しかし泉は、真子と仲良くするしかないのだ。なぜなら、とある秘密を共有しているからである。



真子と泉が話したきっかけは、図書館のある出来事だった。

放課後、泉は図書室で本を読んでいた。今日は水泳部は休み。前から借りたかった本を泉はのんびり読んでいた。

その時だった。冷たい空気が張り詰め、泉は本から顔を上げる。霊が現れる時の前兆だ。

ガタガタと風が吹いていないのに窓が揺れる。その刹那、黒い影が泉の目に映った。多くの子供の霊だ。

その刹那、机の上に並べられた本が何冊も誰も触れていないのに落ちる。ポルターガイスト現象と呼ばれるものだ。

「あれ?急に本が落ちた?」

司書さんが首を傾げる。泉は慌てて言った。

「「いえ、気のせいですよ」」

声が誰かとハモり、泉は後ろを振り返る。そこには、本を手にした真子がいた。

霊が見えると知り、真子は泉に話しかけるようになった。遠足の班も、修学旅行も、職業体験も、何もかも泉は付いてきた。
そして、高校も真子は付いてきた。真子には厳しいと先生に何度も言われても、「泉ちゃんと同じ高校に行く!」と言い張り、本当に合格したのだ。

そして、今に至る。



「泉ちゃん、帰ろう」

放課後、真子が泉に話しかける。泉は「うん……」と無理やり笑顔を作った。友達が哀れんだ目を泉に向け、泉はそれに気付かないふりをする。

「今日の化学の授業楽しかったね」

「うん」

「先生の話、おもしろかったな〜」

「うん」

「真子ちゃんは化学の調べ学習、何について調べる?」

「何でもいいかな」

泉が一生懸命話題を振るが、真子の返事は相変わらず感情のこもっていないものだ。泉はため息をつきたいのを堪える。
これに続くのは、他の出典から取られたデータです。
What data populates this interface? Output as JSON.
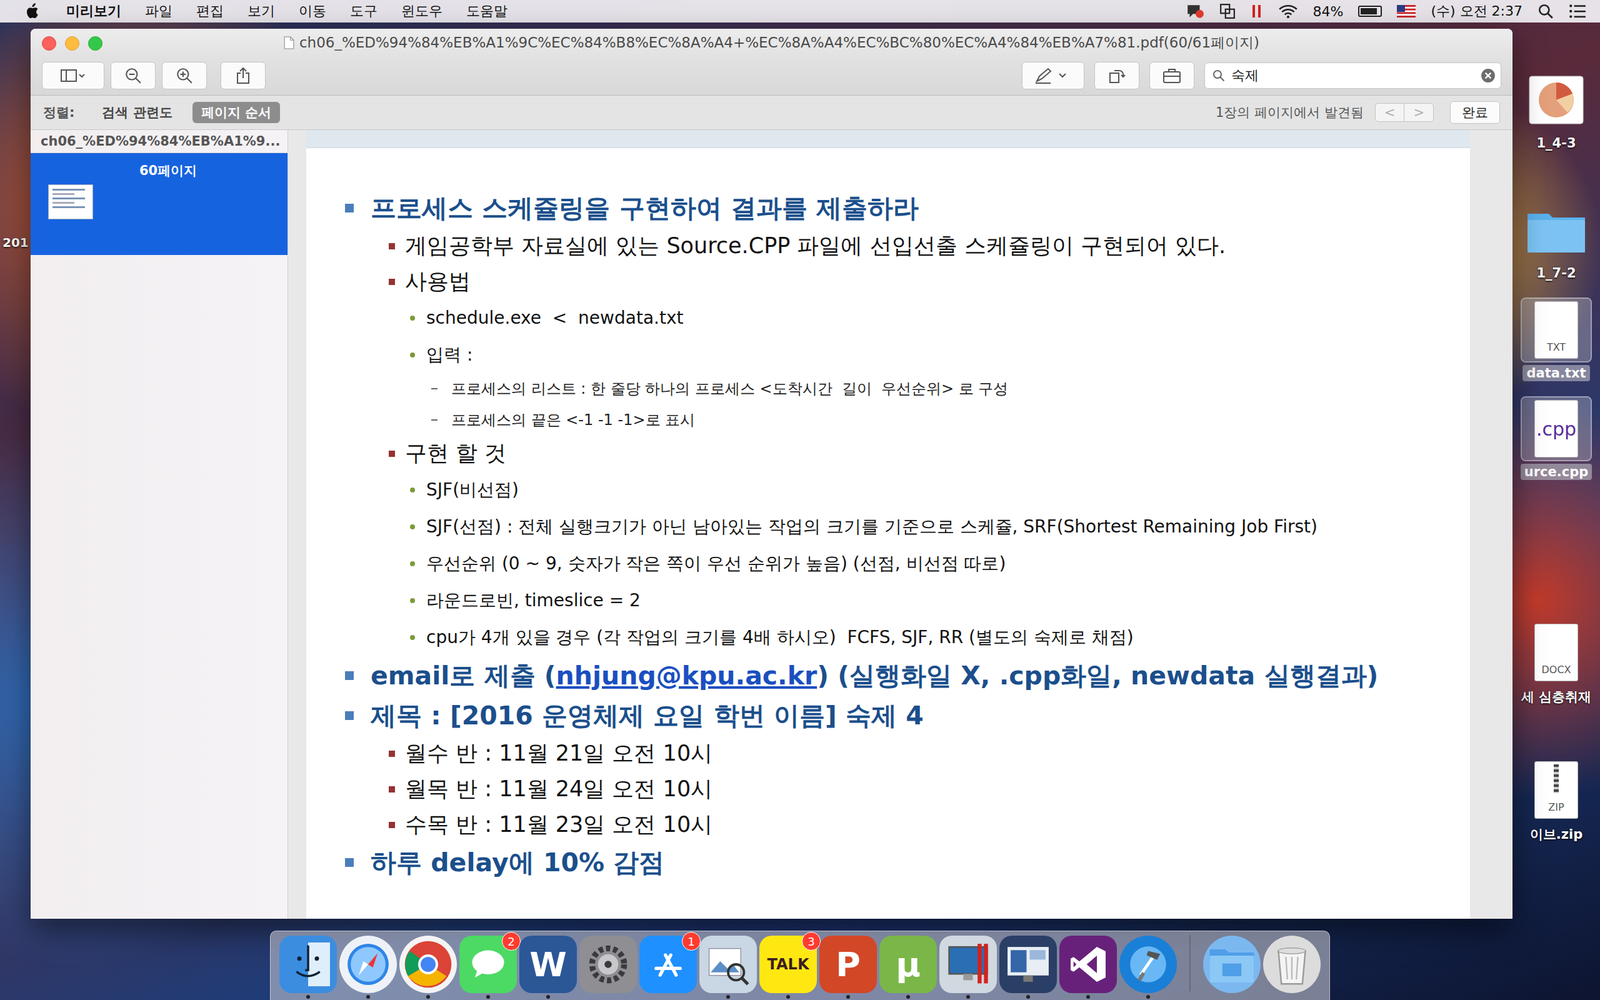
{
  "menubar": {
    "app": "미리보기",
    "menus": [
      "파일",
      "편집",
      "보기",
      "이동",
      "도구",
      "윈도우",
      "도움말"
    ],
    "battery": "84%",
    "battery_level": 0.84,
    "clock": "(수) 오전 2:37"
  },
  "window": {
    "title": "ch06_%ED%94%84%EB%A1%9C%EC%84%B8%EC%8A%A4+%EC%8A%A4%EC%BC%80%EC%A4%84%EB%A7%81.pdf(60/61페이지)",
    "search": {
      "value": "숙제"
    },
    "findbar": {
      "sort_label": "정렬:",
      "sort_options": [
        {
          "label": "검색 관련도",
          "selected": false
        },
        {
          "label": "페이지 순서",
          "selected": true
        }
      ],
      "result": "1장의 페이지에서 발견됨",
      "prev": "<",
      "next": ">",
      "done": "완료"
    },
    "sidebar": {
      "header": "ch06_%ED%94%84%EB%A1%9...",
      "pages": [
        {
          "label": "60페이지",
          "selected": true
        }
      ]
    },
    "document": {
      "items": [
        {
          "level": 1,
          "parts": [
            {
              "text": "프로세스 스케쥴링을 구현하여 결과를 제출하라",
              "link": false
            }
          ]
        },
        {
          "level": 2,
          "parts": [
            {
              "text": "게임공학부 자료실에 있는 Source.CPP 파일에 선입선출 스케쥴링이 구현되어 있다.",
              "link": false
            }
          ]
        },
        {
          "level": 2,
          "parts": [
            {
              "text": "사용법",
              "link": false
            }
          ]
        },
        {
          "level": 3,
          "parts": [
            {
              "text": "schedule.exe  <  newdata.txt",
              "link": false
            }
          ]
        },
        {
          "level": 3,
          "parts": [
            {
              "text": "입력 :",
              "link": false
            }
          ]
        },
        {
          "level": 4,
          "parts": [
            {
              "text": "프로세스의 리스트 : 한 줄당 하나의 프로세스 <도착시간  길이  우선순위> 로 구성",
              "link": false
            }
          ]
        },
        {
          "level": 4,
          "parts": [
            {
              "text": "프로세스의 끝은 <-1 -1 -1>로 표시",
              "link": false
            }
          ]
        },
        {
          "level": 2,
          "parts": [
            {
              "text": "구현 할 것",
              "link": false
            }
          ]
        },
        {
          "level": 3,
          "parts": [
            {
              "text": "SJF(비선점)",
              "link": false
            }
          ]
        },
        {
          "level": 3,
          "parts": [
            {
              "text": "SJF(선점) : 전체 실행크기가 아닌 남아있는 작업의 크기를 기준으로 스케쥴, SRF(Shortest Remaining Job First)",
              "link": false
            }
          ]
        },
        {
          "level": 3,
          "parts": [
            {
              "text": "우선순위 (0 ~ 9, 숫자가 작은 쪽이 우선 순위가 높음) (선점, 비선점 따로)",
              "link": false
            }
          ]
        },
        {
          "level": 3,
          "parts": [
            {
              "text": "라운드로빈, timeslice = 2",
              "link": false
            }
          ]
        },
        {
          "level": 3,
          "parts": [
            {
              "text": "cpu가 4개 있을 경우 (각 작업의 크기를 4배 하시오)  FCFS, SJF, RR (별도의 숙제로 채점)",
              "link": false
            }
          ]
        },
        {
          "level": 1,
          "parts": [
            {
              "text": "email로 제출 (",
              "link": false
            },
            {
              "text": "nhjung@kpu.ac.kr",
              "link": true
            },
            {
              "text": ") (실행화일 X, .cpp화일, newdata 실행결과)",
              "link": false
            }
          ]
        },
        {
          "level": 1,
          "parts": [
            {
              "text": "제목 : [2016 운영체제 요일 학번 이름] 숙제 4",
              "link": false
            }
          ]
        },
        {
          "level": 2,
          "parts": [
            {
              "text": "월수 반 : 11월 21일 오전 10시",
              "link": false
            }
          ]
        },
        {
          "level": 2,
          "parts": [
            {
              "text": "월목 반 : 11월 24일 오전 10시",
              "link": false
            }
          ]
        },
        {
          "level": 2,
          "parts": [
            {
              "text": "수목 반 : 11월 23일 오전 10시",
              "link": false
            }
          ]
        },
        {
          "level": 1,
          "parts": [
            {
              "text": "하루 delay에 10% 감점",
              "link": false
            }
          ]
        }
      ]
    }
  },
  "desktop_left": [
    {
      "label": "201"
    }
  ],
  "desktop_icons": [
    {
      "label": "1_4-3",
      "kind": "image",
      "selected": false
    },
    {
      "label": "1_7-2",
      "kind": "folder",
      "selected": false
    },
    {
      "label": "data.txt",
      "kind": "file",
      "tag": "TXT",
      "selected": true
    },
    {
      "label": "urce.cpp",
      "kind": "code",
      "tag": ".cpp",
      "selected": true
    },
    {
      "label": "세 심층취재",
      "kind": "file",
      "tag": "DOCX",
      "selected": false
    },
    {
      "label": "이브.zip",
      "kind": "zip",
      "tag": "ZIP",
      "selected": false
    }
  ],
  "dock": [
    {
      "kind": "finder",
      "color": "#3b8de0",
      "running": true
    },
    {
      "kind": "safari",
      "color": "#eef2f7",
      "running": true
    },
    {
      "kind": "chrome",
      "color": "#f4f4f4",
      "running": true
    },
    {
      "kind": "messages",
      "color": "#4cd964",
      "badge": "2",
      "running": true
    },
    {
      "kind": "word",
      "color": "#2b5797",
      "glyph": "W",
      "running": true
    },
    {
      "kind": "gear",
      "color": "#8e8e93",
      "running": false
    },
    {
      "kind": "appstore",
      "color": "#1e90ff",
      "badge": "1",
      "running": false
    },
    {
      "kind": "preview",
      "color": "#c9d6e3",
      "running": true
    },
    {
      "kind": "talk",
      "color": "#ffe812",
      "glyph": "TALK",
      "badge": "3",
      "running": true
    },
    {
      "kind": "ppt",
      "color": "#d24726",
      "glyph": "P",
      "running": true
    },
    {
      "kind": "utorrent",
      "color": "#7ab648",
      "glyph": "µ",
      "running": true
    },
    {
      "kind": "screen",
      "color": "#d0d8e0",
      "running": true
    },
    {
      "kind": "monitor",
      "color": "#2a3f66",
      "running": true
    },
    {
      "kind": "vs",
      "color": "#68217a",
      "running": true
    },
    {
      "kind": "xcode",
      "color": "#1a7fd6",
      "running": true
    },
    {
      "kind": "folder",
      "color": "#7cb8f0",
      "running": false
    },
    {
      "kind": "trash",
      "color": "#dcdcdc",
      "running": false
    }
  ]
}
卒業するまでずっと引っ付かれるのかな、泉は未来を想像し笑顔が消える。高校だけではない。就職先も同じになったら、と思うと泉はさらに憂鬱になる。一生真子に縛られなければならないのだろうか。

また、二人の間に沈黙が訪れる。
泉は必死で話題を探す。しかし、真子と話せる話題は限られているのだ。

真子は、泉のようにドラマは見ない。音楽も聴かないし、おしゃれにも真子は興味はない。読書という共通の趣味はあるが、泉はミステリーや恋愛ものをよく読むが、真子はライトノベルを読むことが多い。本の話ですらできないのだ。

「もうすぐ夏休みだね〜」

泉は額に浮かぶ汗を拭う。夏休みになればしばらくは真子と離れられる。泉はそのことにはホッとしていた。

「うん、楽しみ〜」

感情のない真子の声に、泉は曖昧に笑う。その時体に寒気が走った。

「この感覚って……!」

泉は歩く足を止め、辺りを見回す。真子も足を止めた。

いつもの帰り道。近くには草が伸び放題の手入れのされていない空き家があった。そこから霊の気配が漂っている。

泉は空き家をじっと見つめる。すると、二階の窓に人影が見えた。白い服を着た女性だ。

泉と女性は目が合った。その刹那、女性は不気味に微笑む。